On entre là à petits pas, comme dans une chapelle : l’harmonium est dans le coin, le buste de Jules Ferron, au milieu. Il y a des sièges. Des fleurs aussi…, sur le tapis. Aux murs des tableaux anciens, alternant avec des glaces.
Mme Jules Ferron parle à chacune de nous ; il faut lui répondre avec mesure, avec tact ; elle applaudit d’abord, on applaudit ensuite. On l’applaudit elle-même, quand elle joue en grande artiste du Beethoven.

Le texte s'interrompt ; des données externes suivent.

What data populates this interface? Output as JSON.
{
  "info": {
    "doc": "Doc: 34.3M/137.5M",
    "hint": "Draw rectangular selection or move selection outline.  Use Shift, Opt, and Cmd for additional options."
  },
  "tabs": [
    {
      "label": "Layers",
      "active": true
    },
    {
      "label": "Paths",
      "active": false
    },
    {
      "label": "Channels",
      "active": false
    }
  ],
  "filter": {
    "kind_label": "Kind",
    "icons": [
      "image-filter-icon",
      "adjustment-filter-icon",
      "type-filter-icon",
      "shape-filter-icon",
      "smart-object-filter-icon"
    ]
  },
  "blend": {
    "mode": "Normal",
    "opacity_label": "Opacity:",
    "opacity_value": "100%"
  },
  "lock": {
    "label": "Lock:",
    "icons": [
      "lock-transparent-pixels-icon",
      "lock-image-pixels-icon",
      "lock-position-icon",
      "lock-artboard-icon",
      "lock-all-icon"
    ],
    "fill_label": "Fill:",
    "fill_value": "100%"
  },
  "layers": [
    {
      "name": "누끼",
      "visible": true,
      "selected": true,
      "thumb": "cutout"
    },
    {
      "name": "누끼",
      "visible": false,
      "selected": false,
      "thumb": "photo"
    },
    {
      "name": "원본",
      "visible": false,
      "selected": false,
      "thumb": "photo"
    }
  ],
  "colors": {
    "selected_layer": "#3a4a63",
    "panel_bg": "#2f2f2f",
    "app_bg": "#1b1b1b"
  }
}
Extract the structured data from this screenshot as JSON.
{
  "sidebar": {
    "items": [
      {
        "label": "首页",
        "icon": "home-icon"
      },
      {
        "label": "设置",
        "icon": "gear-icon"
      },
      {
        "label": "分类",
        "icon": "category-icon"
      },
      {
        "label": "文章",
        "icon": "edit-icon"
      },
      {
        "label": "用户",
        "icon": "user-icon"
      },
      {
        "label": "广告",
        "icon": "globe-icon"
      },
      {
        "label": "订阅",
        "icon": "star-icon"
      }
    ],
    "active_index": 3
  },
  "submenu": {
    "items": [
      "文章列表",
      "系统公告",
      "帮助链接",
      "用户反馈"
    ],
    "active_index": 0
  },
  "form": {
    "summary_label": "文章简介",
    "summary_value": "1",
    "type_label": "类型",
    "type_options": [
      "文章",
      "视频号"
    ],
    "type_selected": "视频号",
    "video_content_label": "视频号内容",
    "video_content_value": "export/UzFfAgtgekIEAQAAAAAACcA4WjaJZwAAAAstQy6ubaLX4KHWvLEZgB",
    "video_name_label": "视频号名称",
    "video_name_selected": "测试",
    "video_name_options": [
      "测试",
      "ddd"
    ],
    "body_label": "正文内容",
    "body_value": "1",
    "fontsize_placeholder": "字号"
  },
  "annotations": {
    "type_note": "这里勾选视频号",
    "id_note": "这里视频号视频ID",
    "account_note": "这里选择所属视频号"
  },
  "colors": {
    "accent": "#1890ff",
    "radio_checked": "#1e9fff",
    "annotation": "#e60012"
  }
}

Vous lui verrez un air riant, et dans sa longue robe à traîne, une dignité simple qui la transforment ; nous ne sommes plus ses élèves, mais ses invitées. C’est très curieux à observer. Par malheur, nous, nous ne changeons pas ; la gaieté se fige sur tous les visages, il y a quelque chose de contraint, de glacial, qui gâte la fête qu’on nous offre.
Les « troisième année » ont joué M. Perrichon ; Labiche a, paraît-il, toute l’année les honneurs du tapis bleu, puis on a pris le thé, debout devant sa chaise ; Mme Jules Ferron tient la théière et passe, Mlle Lonjarrey suit… avec le rhum et le sucrier, la doyenne offre les gâteaux secs ; on boit timidement, avec la terreur de commettre une maladresse. Les tasses sont de Chine, offertes à l’orateur par un mandarin de passage et…
La porte s’ouvre en coup de vent, Berthe Passy s’efface, laissant passer la riante Mlle Lonjarrey, puis Marie Christofla, dite Jacqueline « une seconde année », qui parsème sa chevelure de fleurs, et sa robe de bijoux.
Lève-toi, Jacques, lève-toi !
fait Berthe parodiant Béranger,
Voici venir l’huissier du roi.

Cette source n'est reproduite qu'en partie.